La paura? Non lo so, ma mi vedo – ho tempo di farlo e non so come possa accadere – come un capriolo accecato dai fari di una macchina e suppongo che mentre sta per accadere l’inevitabile, il capriolo non pensi niente e soprattutto non abbia emozioni. Solo una grande e assoluta paralisi.
Quindi, non paura, non dolore, non incredulità: la mente è un foglio bianco dove campeggia la parola paralisi. a parte il gatto, tutto è paralizzato nella stanza e nella sacca delle mie emozioni.
Chiudo la porta e mi si dilata l’orizzonte quando raggiungo il telefono. È lontano un chilometro, compio cento, mille passi. Agli angoli degli occhi il panorama è distorto, come se stessi guardando da una lente deformante. Meccanicamente chiamo un’ambulanza. Poi, mio fratello al lavoro.
Non riesco a ricordare quello che ho detto al telefono. Niente. Mio fratello ricorda tutto, ma quando mi ha ripetuto quello che gli ho detto, io non sono riuscita a smentire o confermare.

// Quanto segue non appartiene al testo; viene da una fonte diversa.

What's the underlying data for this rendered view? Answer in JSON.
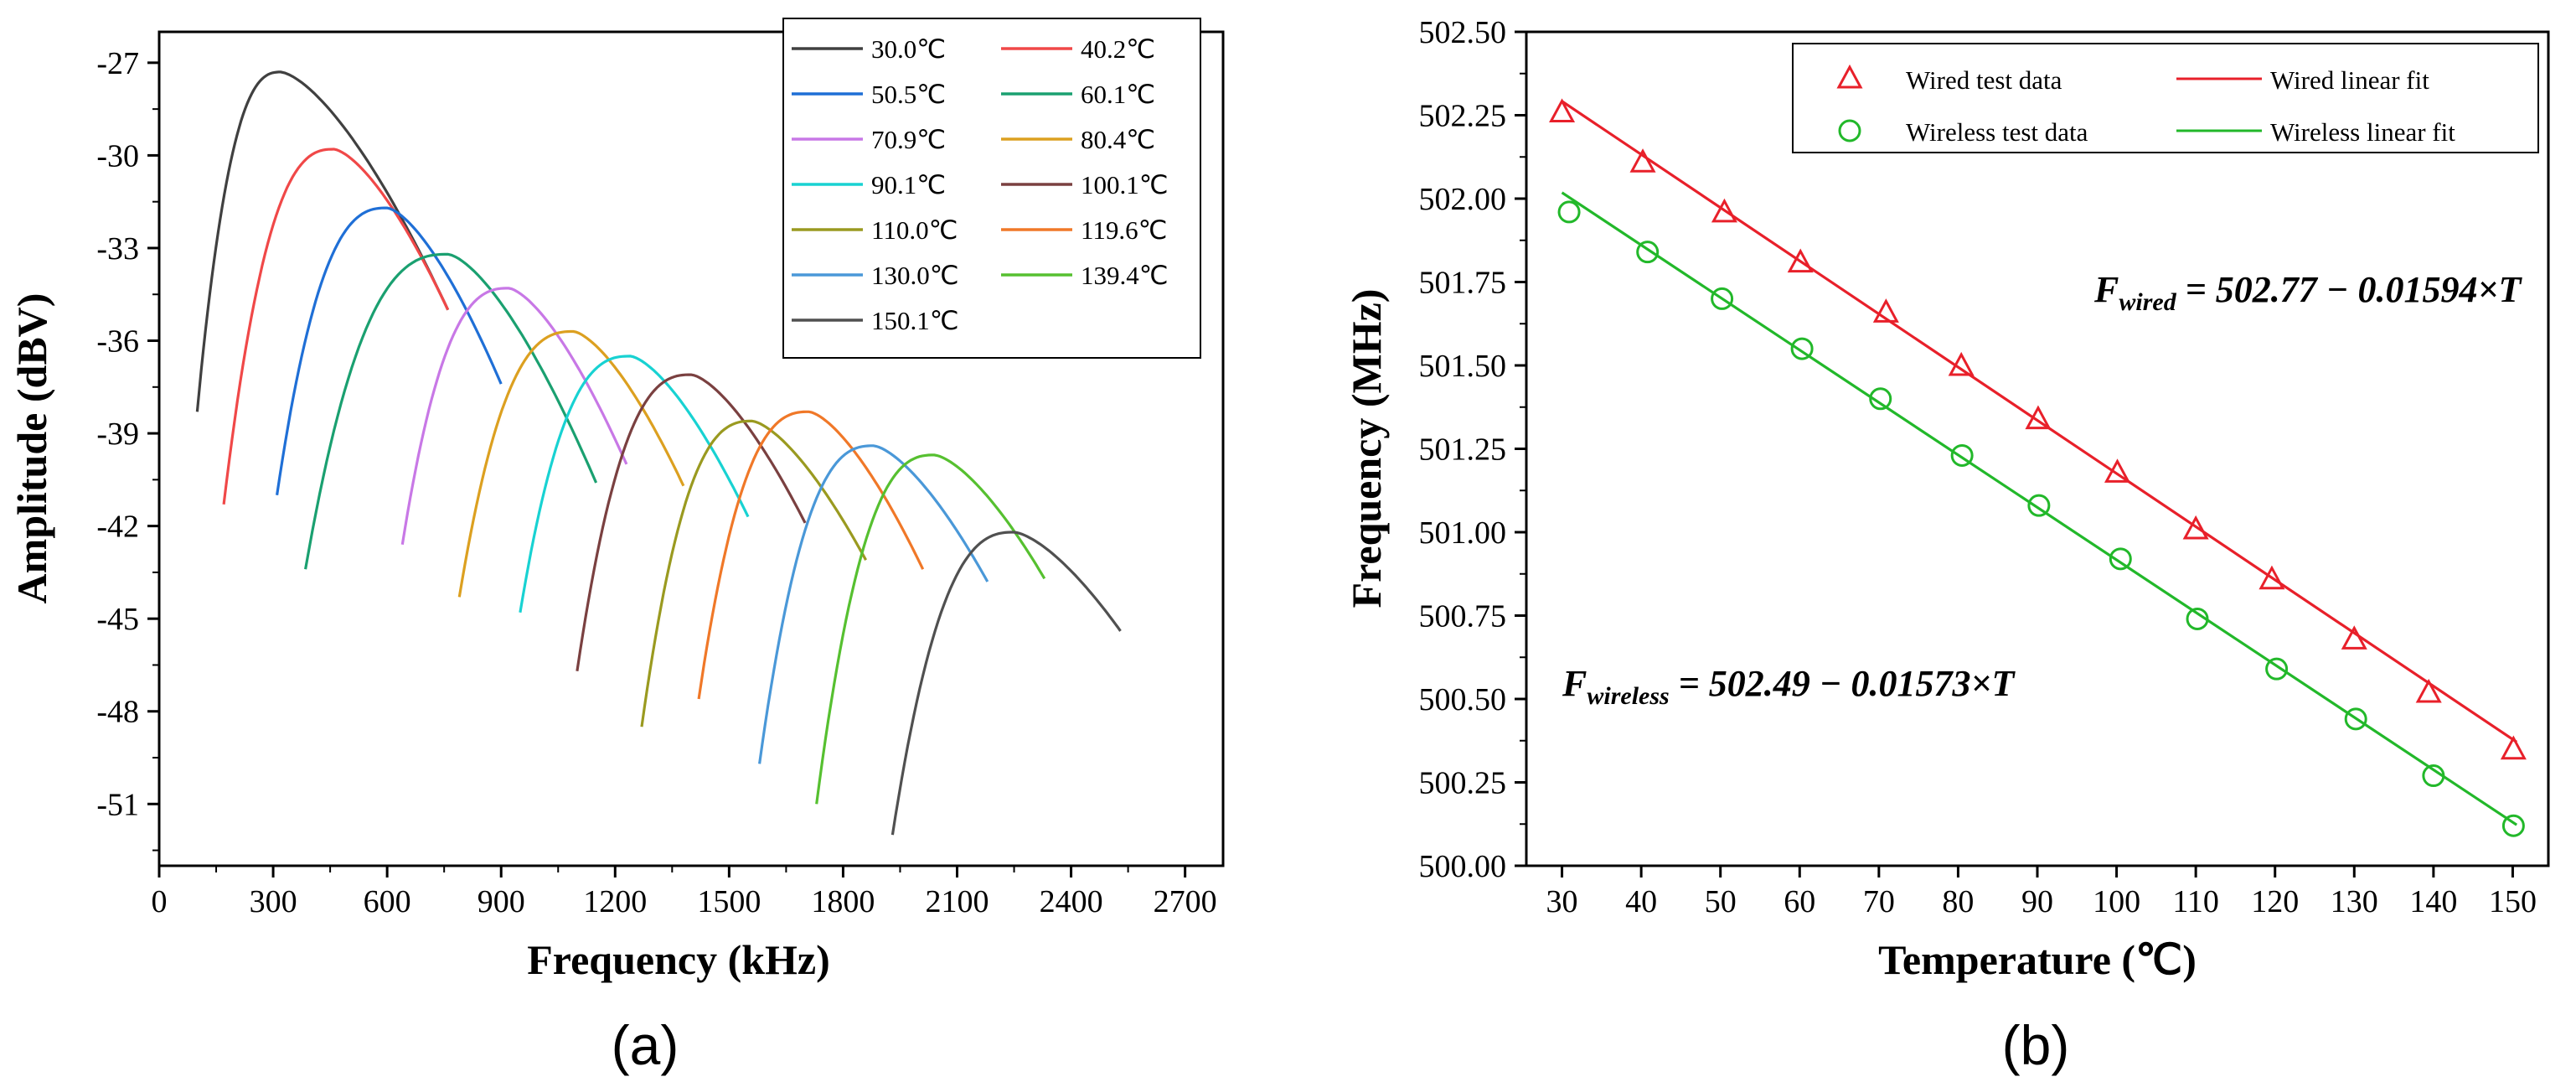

Un infarto. Ecco la parola, la porta che divide a metà la stanza della mia esistenza. Semplice parola, facile da pronunciare proprio com’è facile aprire una porta. Un gesto e tutto cambia. Un gesto e non si è più vivi. Mio fratello è lì che mi scruta mentre gl’infermieri sono chini su di lei, mia madre, il bagliore arancione dei loro giubbini mi ferisce gli occhi, mi riporta alla realtà di colpo e finalmente odo i rumori dentro la stanza, il traffico dell’ora di punta fuori, le voci, le voci familiari… e apro gli occhi.
Sono nel mio letto. Non metto subito a fuoco, e come potrei senza lenti?
Mi massaggio lo stomaco, mi fa male. Ho la nausea, come se avessi appena mangiato. E capisco che è tutto un sogno. Un sogno dove un mio caro amico mi racconta di un sogno e dove trovo mia madre morta in camera sua, sotto le coperte. Annaspo col respiro e poi mi sciolgo. Rido ad alta voce. Di là, la voce di mio fratello che parla e, inaspettata, quella profonda di mia madre gli fa da contrappunto.
Mamma… sussurro con un sorriso incontrollabile, talmente potente da farmi male gli zigomi.
Mi alzo e maledico la cena di ieri sera: che razza di sogno mi ha fatto fare! Mai più queste cene pantagrueliche!
Prima di uscire dalla stanza eseguo il solito rito, finalmente rilassata: mi metto le lenti, mi vesto, rifaccio il letto, accendo il pc, guardo se è arrivata posta. C’è posta, sì, una mail.
È del mio amico, quello che in sogno mi aveva sognato guerriera.
Nessun oggetto, niente testo, solo un allegato; un’immagine.
Pallade Atena.
Non si può tornare indietro, è tutto quel che riesco a pensare.